"Saya harap nantinya anda akan lebih sering untuk berkunjung ke sini!"
Di sana-sini tampak asap dupa yang mengepul dan mendatangkan rasa tenteram yang menyenangkan. Tidak jauh di dekat panggung terdapat satu kelompok pemain gamelan, yang pada saat itu memainkan musik dengan lembut, sehingga membuat suasana menjadi semakin syahdu.
Di sebelah kanan, di pinggir ruang itu, terdapat bangunan yang agaknya diistimewakan. Lantainya bertilam permadani dan dihiasi dengan kelambu kain sutera. Â Bangunan kecil itu seperti tempat untuk pemujaan 'dewa', seperti yang biasa dipergunakan untuk tempat arca yang dipuja orang di dalam kuil. Akan tetapi yang menakjubkan bukan main adalah kenyataan bahwa bangunan itu terbuat dari emas dan terukir indah. Sulit dibayangkan betapa mahalnya membuat bangunan seperti itu.
Sesaat kemudian alunan irama gamelan berubah, dan bersamaan dengan itu, dari belakang panggung yang agaknya tembus ke tempat lain, tampak belasan orang gadis berlari-larian naik ke panggung.
Gadis-gadis muda dan cantik itu mengenakan gaun tari panjang yang tipis sehingga membuat tubuh mereka nampak terbayang. Rambut yang hitam panjang dibiarkan tergerai lepas di belakang punggung. Dihiasi bunga-bunga putih. Dua tangan mereka menyangga tempat dupa yang terbuat dari emas pula. Belasan penari itu membuat gerakan yang lemah gemulai dan menggairahkan, mengikuti irama gamelan.
Di saat semua tamu tertuju pada pertunjukan tarian, pada saat yang sama ternyata digunakan untuk persiapan atraksi yang sebenarnya. Persiapan itu dikerjakan dengan cepat oleh para anggota Intijiwo, dan sebentar saja, begitu para penari turun, telah terhampar bara api dari arang sepanjang dua meter, dan tidak jauh dari sana terdapat kuali besar berisi minyak yang dipanaskan sampai mendidih. Tamu yang duduknya cukup dekat dari panggung masih bisa merasakan betapa panasnya bara api itu.
Sepuluh pemuda anggota Intijiwo berlari kecil menaiki panggung. Mereka rata-rata memiliki kepandaian tinggi, terbukti gerakan lari mereka hampir tidak menimbulkan suara. Sambil menari mereka menggores-goreskan pedang pada perut dan dada mereka yang telanjang. Setelah itu mereka menghampiri bara api dan dengan kaki telanjang menari di atasnya, sambil saling membacokkan golok ke teman di sebelah mereka.
Tidak lama kemudian, mereka berjalan menghampiri kuali yang penuh dengan minyak mendidih dan mengoles-oleskan minyak panas itu ke tubuh mereka. Layaknya anak-anak yang sedang bermain air dengan gembira. Minyak panas itu diguyurkan ke kepala. Sungguh luar biasa. Asap mengepul dari tubuh, akan tetapi tidak sampai membuat kulit mereka melepuh.
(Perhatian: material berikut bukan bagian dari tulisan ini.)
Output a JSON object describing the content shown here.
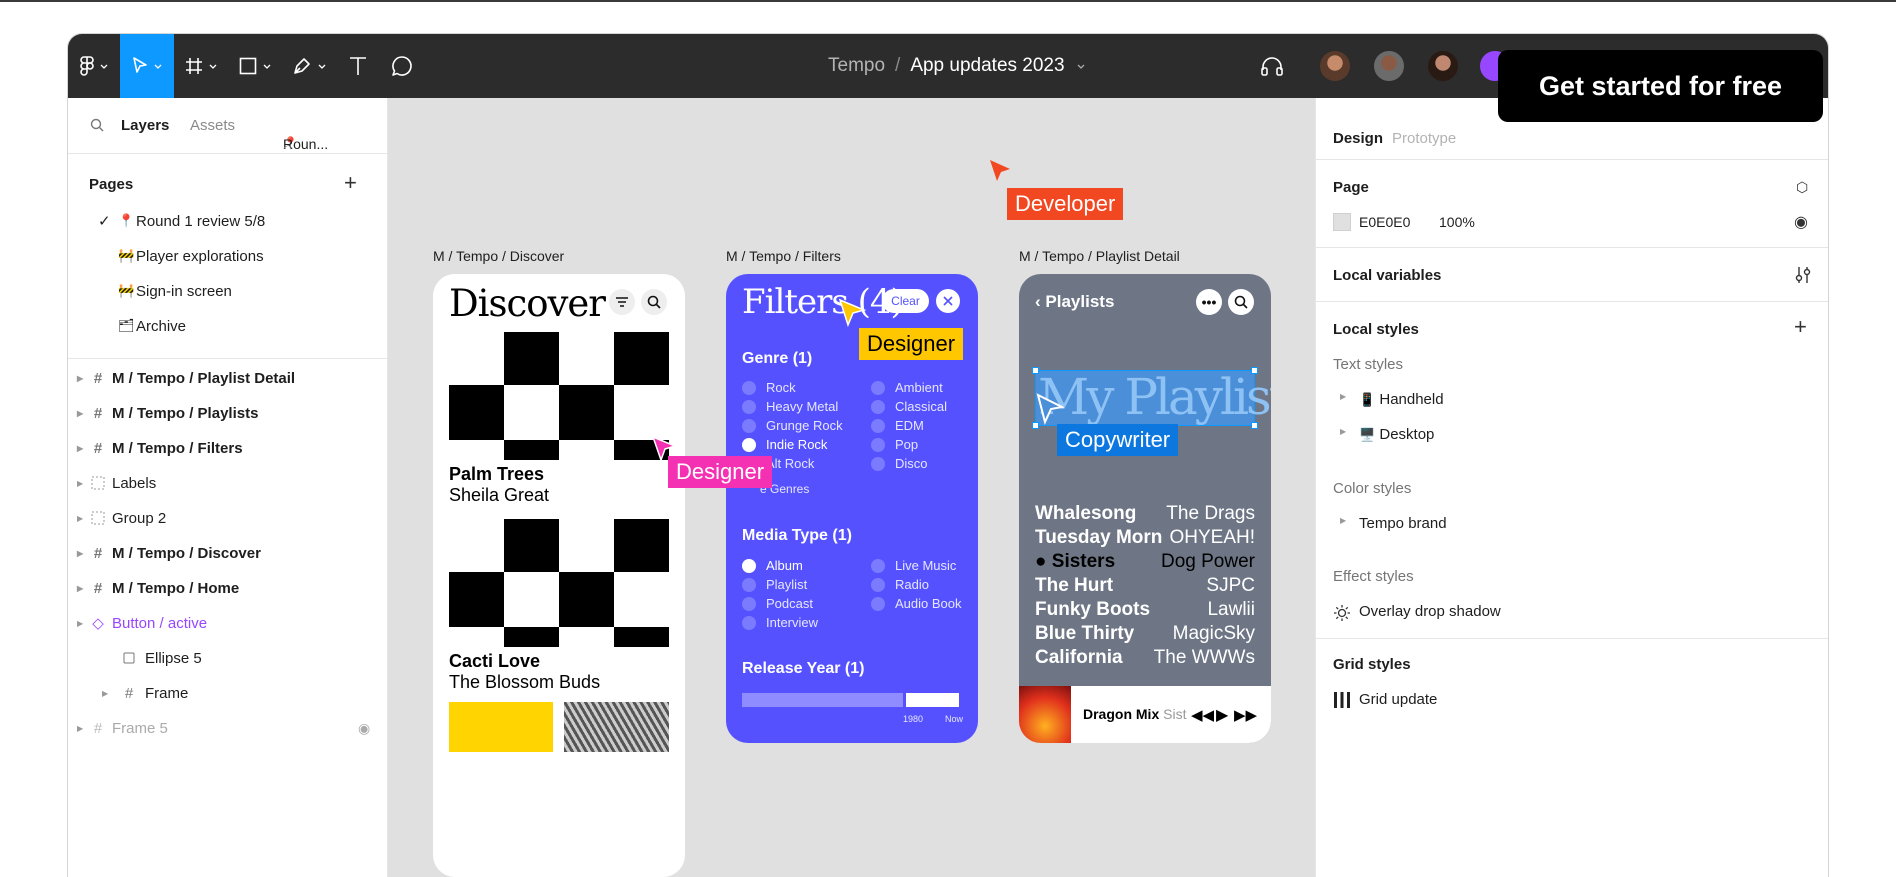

Atraksi seperti ini bukanlah hal baru bagi para tamu yang hadir, apalagi bagi pendekar seperti Eyang Sumi, namun selalu saja masih mendatangkan kengerian. Apalagi bagi para pengusaha murni, membuat kepercayaan mereka akan hal-hal aneh dan ajaib menjadi semakin tebal.
Sedangkan bagi Kanjeng Wotwesi, sepuluh pemuda itu adalah contoh kecil pengikut Intijiwo yang hanya merupakan senjata semata. Dengan biaya sedikit, senjata manusia itu mau berperang tanpa rasa takut. Mereka juga dapat dibuang dengan mudah. Digunakan bila diperlukan dan dimusnahkan bila tak lagi diperlukan. Bagi anggota yang dipandang membangkang, mereka akan di kubur berdiri dalam lubang seperti sumur seukuran tubuh. Sumur kuburan yang sangat dalam itu terletak di kamar tidur Kanjeng Wotwesi.